I have difficulties writing down the following problem in a formal way:
We have some coke machines in a school and they can be working or being broken. So we have two states, working and broking.
(1) If it is broken, it costs us $8c$ and takes the whole day to repair it.
(2) If it is working we have two subcases: People using the machine or not. If nobody uses the machine we have no cost at all and the probability that the machine is not working the next day is $p$. If people use the machine we have cost $c$ and probability $q<(7/8)p$ that the machine is not working the following day.

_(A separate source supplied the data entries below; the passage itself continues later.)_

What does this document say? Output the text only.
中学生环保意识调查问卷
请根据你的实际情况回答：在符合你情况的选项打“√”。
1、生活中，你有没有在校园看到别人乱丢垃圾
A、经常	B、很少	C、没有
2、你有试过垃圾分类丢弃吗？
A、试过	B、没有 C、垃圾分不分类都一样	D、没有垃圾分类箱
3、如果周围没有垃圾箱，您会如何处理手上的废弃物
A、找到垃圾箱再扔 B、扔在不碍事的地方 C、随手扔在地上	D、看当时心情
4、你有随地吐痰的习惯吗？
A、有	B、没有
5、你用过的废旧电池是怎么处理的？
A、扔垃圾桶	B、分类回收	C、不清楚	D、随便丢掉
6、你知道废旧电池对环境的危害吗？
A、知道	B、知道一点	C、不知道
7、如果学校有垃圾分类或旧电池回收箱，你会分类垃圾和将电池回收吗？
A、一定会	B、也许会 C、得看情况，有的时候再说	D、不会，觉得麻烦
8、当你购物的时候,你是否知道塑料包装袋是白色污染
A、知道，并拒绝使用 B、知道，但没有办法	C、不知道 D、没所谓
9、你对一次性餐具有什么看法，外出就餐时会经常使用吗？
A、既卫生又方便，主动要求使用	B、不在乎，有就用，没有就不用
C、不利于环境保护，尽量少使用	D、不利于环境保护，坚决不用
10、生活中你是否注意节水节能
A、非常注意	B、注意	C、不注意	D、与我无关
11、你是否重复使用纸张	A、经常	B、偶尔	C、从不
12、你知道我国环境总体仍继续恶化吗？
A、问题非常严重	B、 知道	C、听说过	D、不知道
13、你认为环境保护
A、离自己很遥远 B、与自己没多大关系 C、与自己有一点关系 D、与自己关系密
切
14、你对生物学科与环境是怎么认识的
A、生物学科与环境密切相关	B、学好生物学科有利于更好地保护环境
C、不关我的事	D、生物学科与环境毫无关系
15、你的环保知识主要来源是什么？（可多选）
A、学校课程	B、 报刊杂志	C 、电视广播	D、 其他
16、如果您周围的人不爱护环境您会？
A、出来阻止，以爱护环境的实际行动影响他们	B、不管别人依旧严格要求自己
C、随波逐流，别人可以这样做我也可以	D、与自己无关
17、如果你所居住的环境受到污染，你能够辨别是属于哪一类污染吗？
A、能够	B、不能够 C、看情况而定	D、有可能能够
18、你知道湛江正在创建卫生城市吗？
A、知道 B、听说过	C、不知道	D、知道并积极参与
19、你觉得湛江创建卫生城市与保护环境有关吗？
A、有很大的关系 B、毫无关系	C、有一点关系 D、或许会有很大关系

Now we also have a discounted factor $\beta\in(0,1)$. We want to minimize the total-expected discounted cost over an infinite time.
$F(0)$ is the minimal cost if the machine is broken in the morning and $F(1)$ the minimal cost if machine is working. Now I want to show that it is optimal that nobody uses the machine onlfy if $\beta\le \frac{1}{7p-8q}$
I think the first thing to do is to write down the optimality equation, so $F(1)$ in terms of some integrals.
$F(1)=\int_0^{\infty}\min[x,\beta F(1)]p(x) dx=\beta F(1)+\int_0^{\infty}\min[x-\beta F(1),0]p(x)$
Is this the right way to start?
I assume that a broken machine must be repaired. If it is optimal to not use machine then expected lifetime discount cost on a day the machine is working is the discounted expected lifetime cost the following day:
$F(1)= \beta\{(1-p)F(1) + pF(0)\}$.
Expected lifetime discount cost on a day the machine is not working is the cost of repair that day plus the discounted expected lifetime cost the following day:
$F(0) = 8c + \beta F(1)$.
Solve to get
$F(1) = 8c\frac{\beta p}{(1-\beta)(1+\beta p)}$ and $F(0) = 8c\frac{\beta^2 p + (1-\beta)(1+\beta p)}{(1-\beta)(1+\beta p)}$.
Now the policy of not using the machine is optimal only if the expected discounted lifetime cost from doing so is no more than the expected discounted lifetime cost from using the machine. That is,
$\beta\{(1-p)F(1) + pF(0)\} \le c+\beta\{(1-q)F(1) + qF(0)\}$
or $\beta (p-q)\{F(0)-F(1)\} \le c$.
Substituting the expressions for $F(1)$ and $F(0)$ yields
$8c\frac{\beta(p-q)(1-\beta)}{(1-\beta)(1+\beta p)} \le c$
which results in the desired condition $\beta \le \frac{1}{7p-8q}$.